Bolt Threads, a student-founded startup, has been at it for five years and is finally ready to go to market with the magically flexible and durable material that’s in some ways as strong as steel.
The company has developed a synthetic alternative to spider silk by engineering proteins identical to the natural threads spun up every day by spiders. Thanks to $40 million in funding from Silicon Valley heavyweight VC firms Foundation Capital, Formation 8, and Founders Fund those proteins will soon be turned into fabric.
“Over the past few decades, as clothing companies squeezed on price, they've taken the innovation out of apparel,” says Dan Widmaier, Bolt’s chief executive officer.
Widmaier along with co-founders Ethan Mirsky and David Breslauer are genetically modifying yeast to get them to excrete silk-like proteins.
“What would have been done in cells of spiders is now being done by yeast in our lab,” Widmaier says.
Investors are betting this material will rival the creation of petroleum-based fibers such as polypropylene and lycra. The former is lightweight and breathable but a breeding ground for smelly bacteria while lycra is thin and stretchy, but wears out easily.
By fiddling with the genetic makeup of the yeast cells Bolt can engineer fabrics to specific levels of softness, durability, and strength. “Our investing hypothesis was to make tunable silk that is hyperelastic and machine-washable,” says Steve Vassallo, a general partner at Foundation Capital, who invested in the company in 2011.
Back then, Bolt Threads was called Refactored Materials and had scientific rather than commercial goals. Widmaier was studying how to make proteins from yeast cells when he met Breslauer, a Ph.D. student at UC Berkeley, who was looking at how to process spider silk into fibers. They were operating on grants from the U.S. Army and the National Science Foundation to research yeast-made proteins and evaluate uses in ballistics—possibly to replace Kevlar in bulletproof vests—and materials such as surgical sutures. The most lucrative opportunity was right in front of them; Widmaier’s wife is a fashion designer at Old Navy, and the founders realized they could pitch their synthetic silk as an alternative to petroleum-based textiles such as polyester or cheap but non-eco-friendly staples like cotton.
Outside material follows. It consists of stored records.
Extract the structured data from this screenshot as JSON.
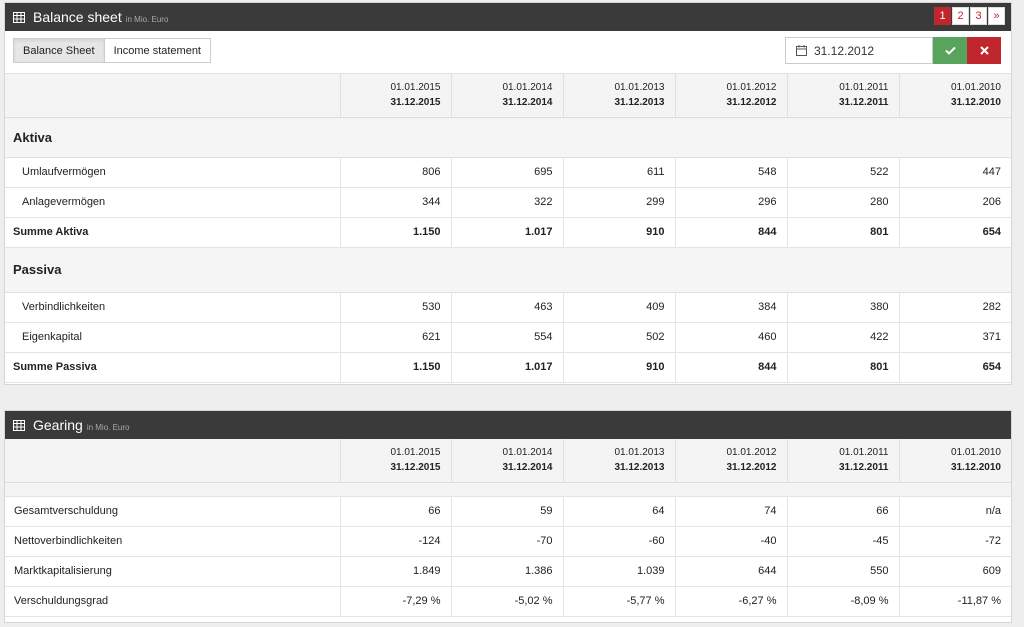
{
  "balance": {
    "title": "Balance sheet",
    "subtitle": "in Mio. Euro",
    "pages": [
      "1",
      "2",
      "3",
      "»"
    ],
    "tabs": [
      "Balance Sheet",
      "Income statement"
    ],
    "date": "31.12.2012",
    "periods": [
      {
        "from": "01.01.2015",
        "to": "31.12.2015"
      },
      {
        "from": "01.01.2014",
        "to": "31.12.2014"
      },
      {
        "from": "01.01.2013",
        "to": "31.12.2013"
      },
      {
        "from": "01.01.2012",
        "to": "31.12.2012"
      },
      {
        "from": "01.01.2011",
        "to": "31.12.2011"
      },
      {
        "from": "01.01.2010",
        "to": "31.12.2010"
      }
    ],
    "aktiva_heading": "Aktiva",
    "aktiva_rows": [
      {
        "label": "Umlaufvermögen",
        "values": [
          "806",
          "695",
          "611",
          "548",
          "522",
          "447"
        ]
      },
      {
        "label": "Anlagevermögen",
        "values": [
          "344",
          "322",
          "299",
          "296",
          "280",
          "206"
        ]
      }
    ],
    "aktiva_sum": {
      "label": "Summe Aktiva",
      "values": [
        "1.150",
        "1.017",
        "910",
        "844",
        "801",
        "654"
      ]
    },
    "passiva_heading": "Passiva",
    "passiva_rows": [
      {
        "label": "Verbindlichkeiten",
        "values": [
          "530",
          "463",
          "409",
          "384",
          "380",
          "282"
        ]
      },
      {
        "label": "Eigenkapital",
        "values": [
          "621",
          "554",
          "502",
          "460",
          "422",
          "371"
        ]
      }
    ],
    "passiva_sum": {
      "label": "Summe Passiva",
      "values": [
        "1.150",
        "1.017",
        "910",
        "844",
        "801",
        "654"
      ]
    }
  },
  "gearing": {
    "title": "Gearing",
    "subtitle": "in Mio. Euro",
    "periods": [
      {
        "from": "01.01.2015",
        "to": "31.12.2015"
      },
      {
        "from": "01.01.2014",
        "to": "31.12.2014"
      },
      {
        "from": "01.01.2013",
        "to": "31.12.2013"
      },
      {
        "from": "01.01.2012",
        "to": "31.12.2012"
      },
      {
        "from": "01.01.2011",
        "to": "31.12.2011"
      },
      {
        "from": "01.01.2010",
        "to": "31.12.2010"
      }
    ],
    "rows": [
      {
        "label": "Gesamtverschuldung",
        "values": [
          "66",
          "59",
          "64",
          "74",
          "66",
          "n/a"
        ]
      },
      {
        "label": "Nettoverbindlichkeiten",
        "values": [
          "-124",
          "-70",
          "-60",
          "-40",
          "-45",
          "-72"
        ]
      },
      {
        "label": "Marktkapitalisierung",
        "values": [
          "1.849",
          "1.386",
          "1.039",
          "644",
          "550",
          "609"
        ]
      },
      {
        "label": "Verschuldungsgrad",
        "values": [
          "-7,29 %",
          "-5,02 %",
          "-5,77 %",
          "-6,27 %",
          "-8,09 %",
          "-11,87 %"
        ]
      }
    ]
  },
  "colors": {
    "header_bg": "#3a3a3a",
    "accent_red": "#c0262e",
    "confirm_green": "#59a45c"
  }
}
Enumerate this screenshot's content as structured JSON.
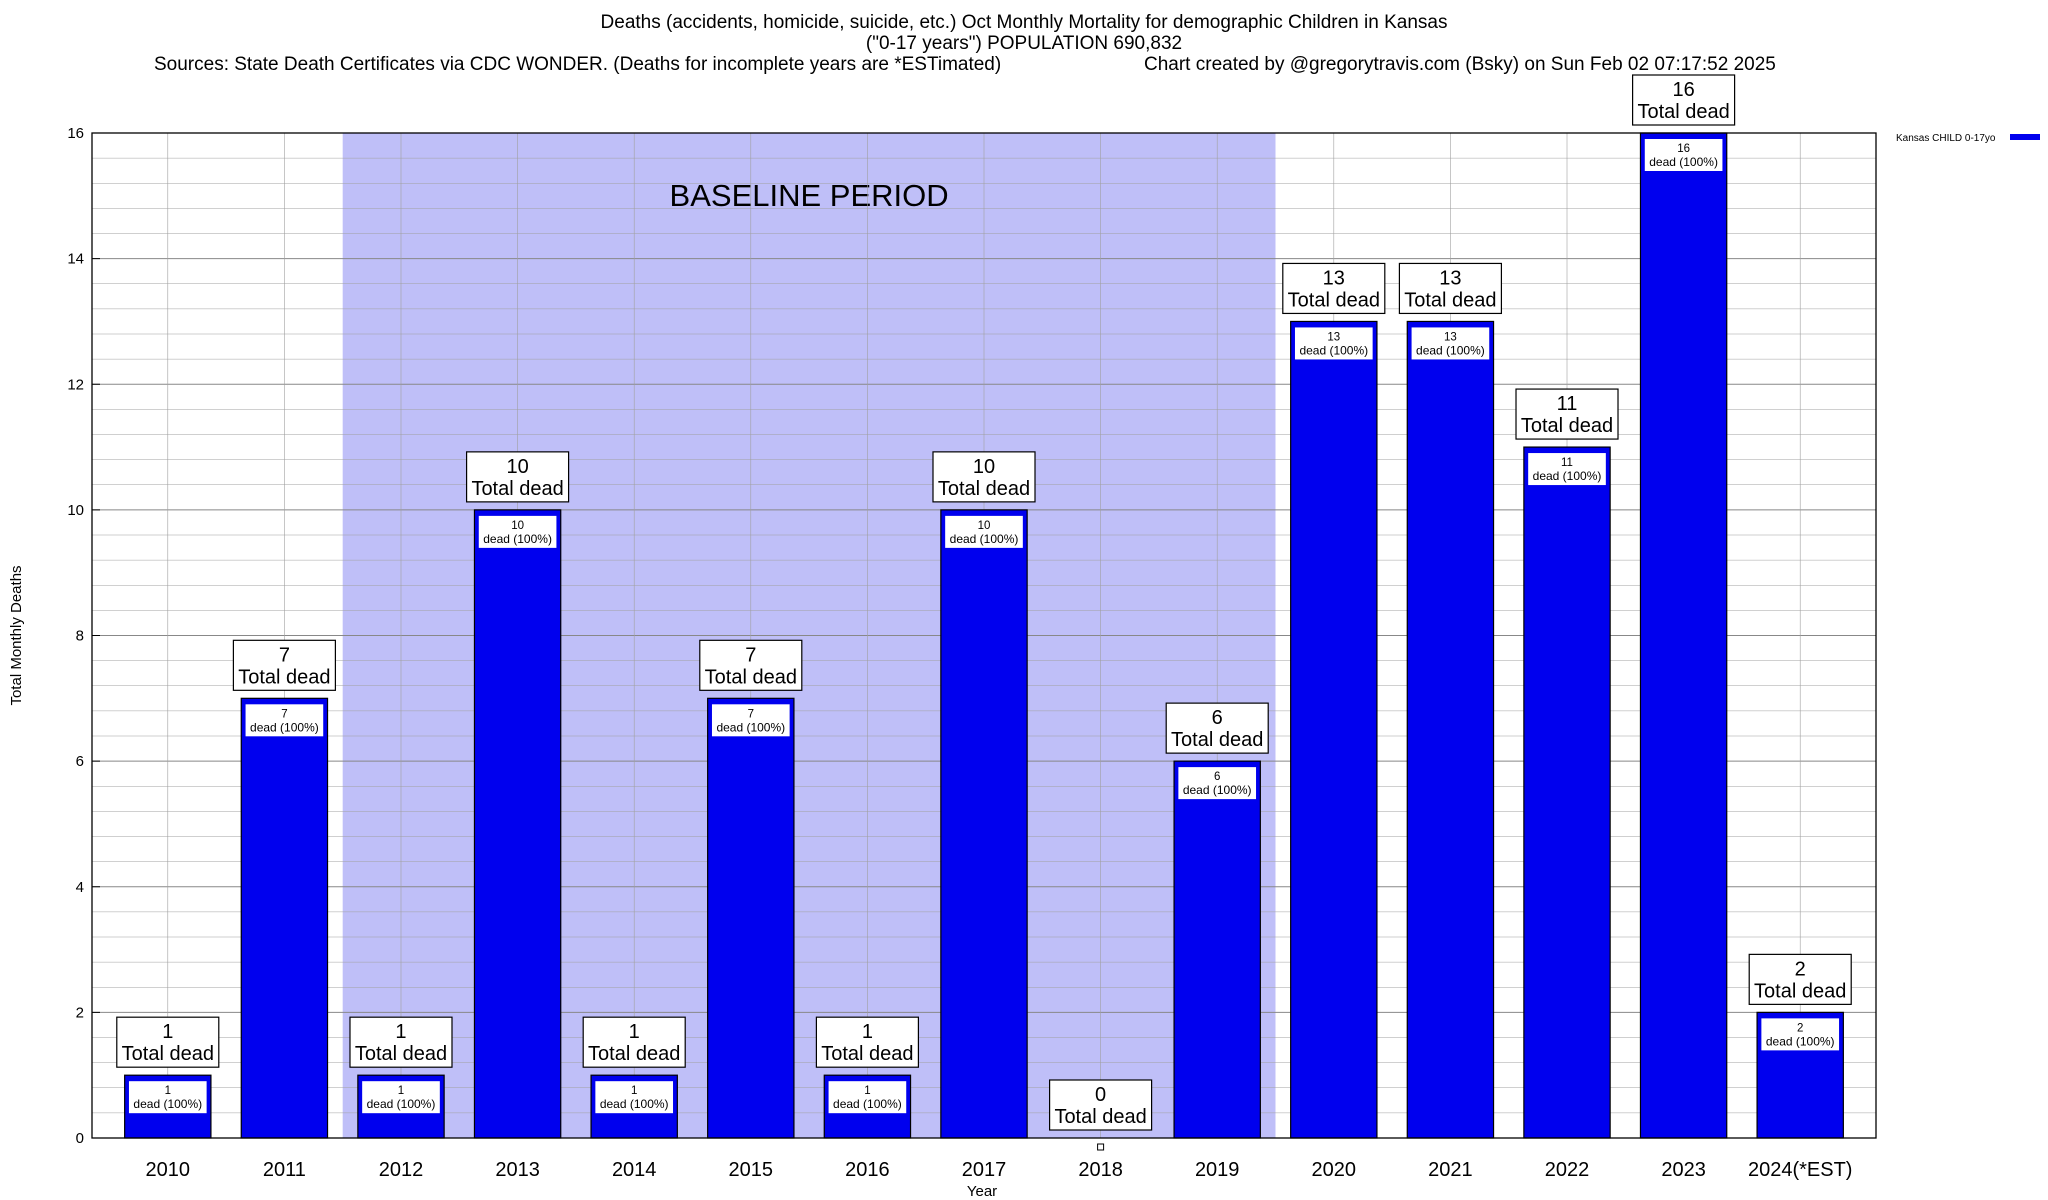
{
  "header": {
    "title_line1": "Deaths (accidents, homicide, suicide, etc.) Oct Monthly Mortality for demographic Children in Kansas",
    "title_line2": "(\"0-17 years\") POPULATION 690,832",
    "sources": "Sources: State Death Certificates via CDC WONDER. (Deaths for incomplete years are *ESTimated)",
    "credit": "Chart created by @gregorytravis.com (Bsky) on Sun Feb 02 07:17:52 2025"
  },
  "colors": {
    "bar": "#0000ee",
    "bar_outline": "#000000",
    "baseline_shade": "#bfbff8",
    "grid": "#a0a0a0"
  },
  "chart_data": {
    "type": "bar",
    "categories": [
      "2010",
      "2011",
      "2012",
      "2013",
      "2014",
      "2015",
      "2016",
      "2017",
      "2018",
      "2019",
      "2020",
      "2021",
      "2022",
      "2023",
      "2024(*EST)"
    ],
    "series": [
      {
        "name": "Kansas CHILD 0-17yo",
        "values": [
          1,
          7,
          1,
          10,
          1,
          7,
          1,
          10,
          0,
          6,
          13,
          13,
          11,
          16,
          2
        ]
      }
    ],
    "ylim": [
      0,
      16
    ],
    "yticks": [
      "0",
      "2",
      "4",
      "6",
      "8",
      "10",
      "12",
      "14",
      "16"
    ],
    "xlabel": "Year",
    "ylabel": "Total Monthly Deaths",
    "grid": true,
    "legend_position": "right",
    "annotations": {
      "baseline_label": "BASELINE PERIOD",
      "baseline_range": [
        "2012",
        "2019"
      ],
      "total_label": "Total dead",
      "inner_label": "dead (100%)"
    }
  }
}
Bolt Threads' office contains the usual conference rooms and lounges but also commercial grade centrifuges used to filter out the silk from the liquid. A larger room will soon hold 200-liter fermentation units for producing silk in greater quantities while Bolt is working with the Michigan Biotechnology Institute in Lansing to do larger-scale fermentation in 4,000-liter tanks. Unifi, a yarn manufacturer based in Greensboro, N.C., has been contracted to spin Bolt’s fibers into apparel-ready yarn and textiles.
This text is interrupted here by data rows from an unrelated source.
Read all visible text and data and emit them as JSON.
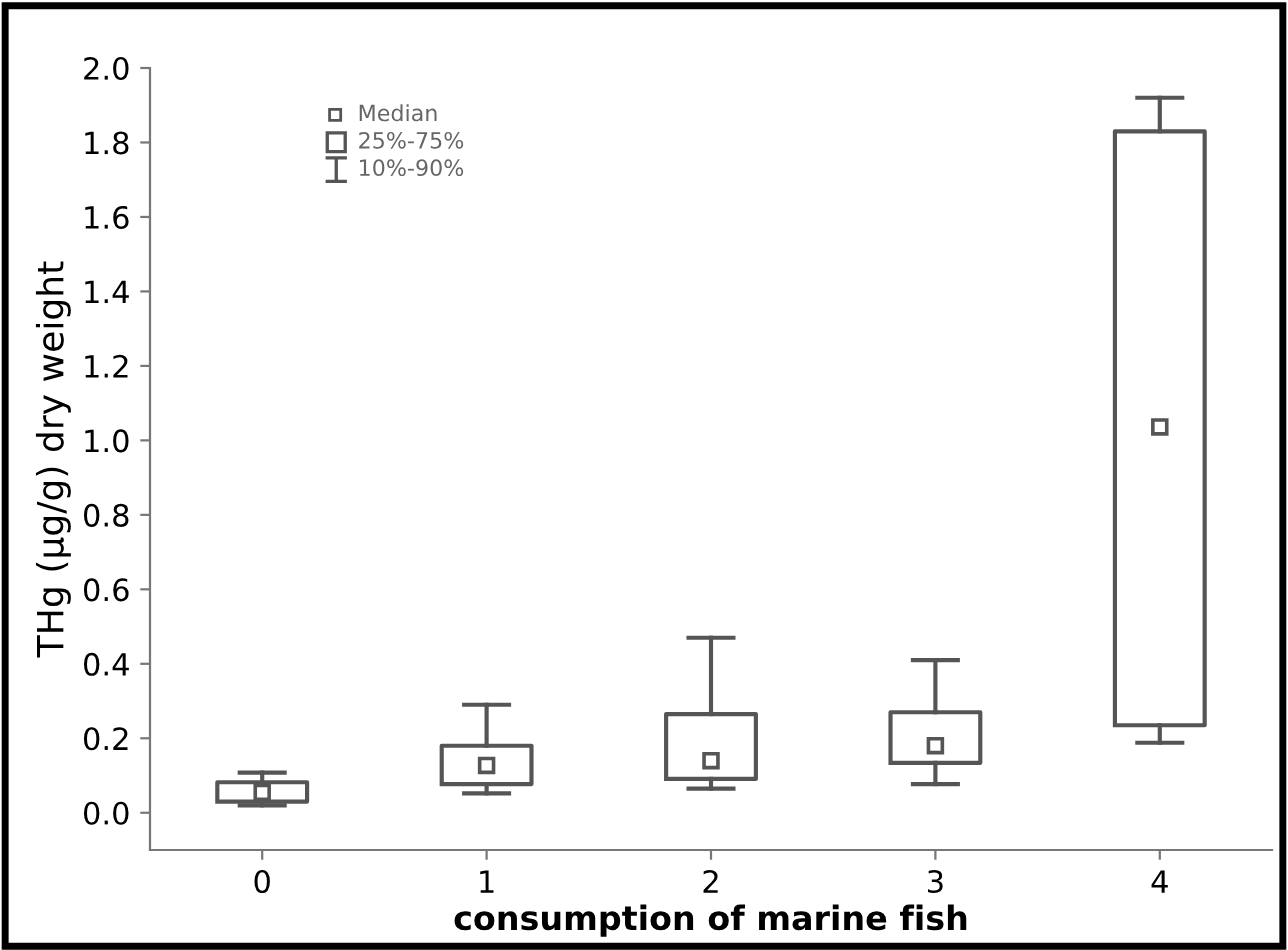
{
  "chart_data": {
    "type": "box",
    "xlabel": "consumption of marine fish",
    "ylabel": "THg (µg/g) dry weight",
    "categories": [
      "0",
      "1",
      "2",
      "3",
      "4"
    ],
    "boxes": [
      {
        "low": 0.02,
        "q1": 0.03,
        "median": 0.055,
        "q3": 0.082,
        "high": 0.108
      },
      {
        "low": 0.052,
        "q1": 0.077,
        "median": 0.127,
        "q3": 0.18,
        "high": 0.29
      },
      {
        "low": 0.065,
        "q1": 0.091,
        "median": 0.14,
        "q3": 0.265,
        "high": 0.47
      },
      {
        "low": 0.077,
        "q1": 0.134,
        "median": 0.18,
        "q3": 0.27,
        "high": 0.41
      },
      {
        "low": 0.188,
        "q1": 0.235,
        "median": 1.036,
        "q3": 1.83,
        "high": 1.92
      }
    ],
    "ylim": [
      -0.1,
      2.0
    ],
    "yticks": [
      {
        "value": 0,
        "label": "0.0"
      },
      0.2,
      0.4,
      0.6,
      0.8,
      {
        "value": 1,
        "label": "1.0"
      },
      1.2,
      1.4,
      1.6,
      1.8,
      {
        "value": 2,
        "label": "2.0"
      }
    ],
    "color": "#555555",
    "marker": "square",
    "grid": false,
    "annotations": [
      "Median",
      "25%-75%",
      "10%-90%"
    ]
  }
}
The company expects to have high-performance sports shirts and bras using the material by late next year. Sue Levin, the founder of athletic wear retailer Lucy Activewear, to lead merchandising and marketing.
Though that strategy is a bit controversial, as the decision becomes whether to make its own clothes or provide the fabric to other apparel makers, or both.
The co-founders don't seem to have that part figured out and have both hired Ms Levin and are also talking to a major apparel brand about using the fabric
They don't have much time, either, as rivals at Massachusetts Institute of Technology are using bioengineered yeast for similar uses in apparel and medicine, such as artificial heart tissue.
Which is all good news for consumers. Within the next two years we'll see the spider-silk type material hit the market. If it lives up to its promises we'll see big apparel companies like Nike, Lululemon, Adidas and others quickly jump on the bandwagon.
And that should just be the start. Once the process if figured out on low-grade applications like fabric, you'll see more advanced forms of the material work its way into medical devices and other high-tech applications.